California’s much too simple majority

Neal Broverman is the associate editor of the Advocate and a contributing editor to the website Curbed LA.

Hoping to put a dent in the county’s crushing traffic, the Metropolitan Transportation Authority board is considering asking for a new half-cent sales tax on November’s ballot. The money could help dig subways, lay track for light rail, buy clean-air buses and fund improvements to our crumbling freeways.

Meanwhile, a bunch of evangelicals have their own plan for your autumnal ballot. They’re offering up a constitutional amendment that could snatch away the marriage certificates that gays and lesbians will start getting on June 17.
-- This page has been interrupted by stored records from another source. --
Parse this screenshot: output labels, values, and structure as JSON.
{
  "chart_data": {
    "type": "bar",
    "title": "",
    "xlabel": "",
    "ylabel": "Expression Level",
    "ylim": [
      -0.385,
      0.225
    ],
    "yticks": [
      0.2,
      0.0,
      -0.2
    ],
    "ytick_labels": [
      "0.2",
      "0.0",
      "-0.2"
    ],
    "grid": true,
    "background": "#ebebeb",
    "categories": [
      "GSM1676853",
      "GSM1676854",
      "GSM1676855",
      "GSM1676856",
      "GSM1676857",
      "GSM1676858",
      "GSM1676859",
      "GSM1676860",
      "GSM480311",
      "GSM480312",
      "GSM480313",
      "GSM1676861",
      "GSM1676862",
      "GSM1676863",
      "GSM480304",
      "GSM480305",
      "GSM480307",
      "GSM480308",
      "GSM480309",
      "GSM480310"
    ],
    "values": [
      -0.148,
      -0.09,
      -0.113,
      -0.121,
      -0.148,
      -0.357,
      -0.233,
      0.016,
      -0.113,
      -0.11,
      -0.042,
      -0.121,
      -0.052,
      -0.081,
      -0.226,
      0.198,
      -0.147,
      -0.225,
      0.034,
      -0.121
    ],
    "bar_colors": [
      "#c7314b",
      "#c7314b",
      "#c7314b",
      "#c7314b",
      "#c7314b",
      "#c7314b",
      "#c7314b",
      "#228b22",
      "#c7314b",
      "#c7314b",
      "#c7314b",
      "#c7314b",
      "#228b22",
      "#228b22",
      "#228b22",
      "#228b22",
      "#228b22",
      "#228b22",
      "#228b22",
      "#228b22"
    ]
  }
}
Guess which measure has better odds of passing? If you said “the anti-gay initiative,” you would be correct. That outcome is not based on an assumption that most Californians are homophobic, but the fact that it will take just 51% of the electorate to write discrimination into our Constitution and a whopping 67% to invest in our infrastructure and environment.

The supermajority required for transit funding -- or to pass most taxes since Proposition 13 and siblings 62 and 218 -- is frustrating but not completely imprudent. Gobs of taxpayer money shouldn’t be tossed around without heavy scrutiny, especially in a state perpetually in the red. What is irrational is that any group with an agenda can fan out and gather about 690,000 signatures, and then change the California Constitution with a simple majority.


To qualify for the ballot, a petition for a constitutional amendment must have a number of signatures equivalent to 8% of votes cast in the last gubernatorial election. (It’s just 5% for statutes.) The anti-gay- marriage coalition Protect Marriage, with help from paid signature gatherers, submitted more than 1.1 million signatures and qualified its initiative for the ballot on Tuesday.

So, how is it that state constitutions can be altered by such a small threshold of votes? (To date, 26 states have enacted constitutional bans on same-sex marriage with simple-majority votes.) Our federal Constitution is virtually immune to the whims of the public; it takes a two-thirds vote in both houses of Congress to propose a constitutional amendment, and then it must be ratified by three-quarters of the states.

No state makes it that hard to change its own constitution, but some have more limits than California. Massachusetts, for instance, won’t allow any measure relating to religion. In 32 states, voters can’t even initiate the process of a constitutional amendment; it must be done through the legislature. California, a long-standing proponent of direct intervention by the electorate -- there will be at least eight propositions on the November ballot -- allows almost unlimited change to the Constitution by popular initiative. Our state is the poster child for direct democracy, an attribute as flattering as our air pollution or failing schools.

Some examples of what our activism has wrought:


* Proposition 187, approved by voters in 1994, was a statutory amendment to deny illegal immigrants basic social services, healthcare and public education. A federal court ruled it unconstitutional, and it soon died.

* Proposition 209, enacted in 1996, changed the Constitution to ban affirmative action in public institutions statewide.

* Proposition 73, on the ballot in 2005, would have changed the Constitution to require teenage girls to obtain parental notification before getting an abortion. It failed. California voters faced an almost identical measure a year later, Proposition 85. That failed too.

If you look up “direct democracy” in Wikipedia, you’re advised to also check the site’s “anarchism” reference. Of course, we all know Wikipedia is as unreliable as direct democracy, and for exactly the same reasons: Any Tom, Dick or Harry can alter the site’s 10 million articles. But even Wikipedia has people cleaning up the random, misinformed edits. California’s Constitution can’t say the same.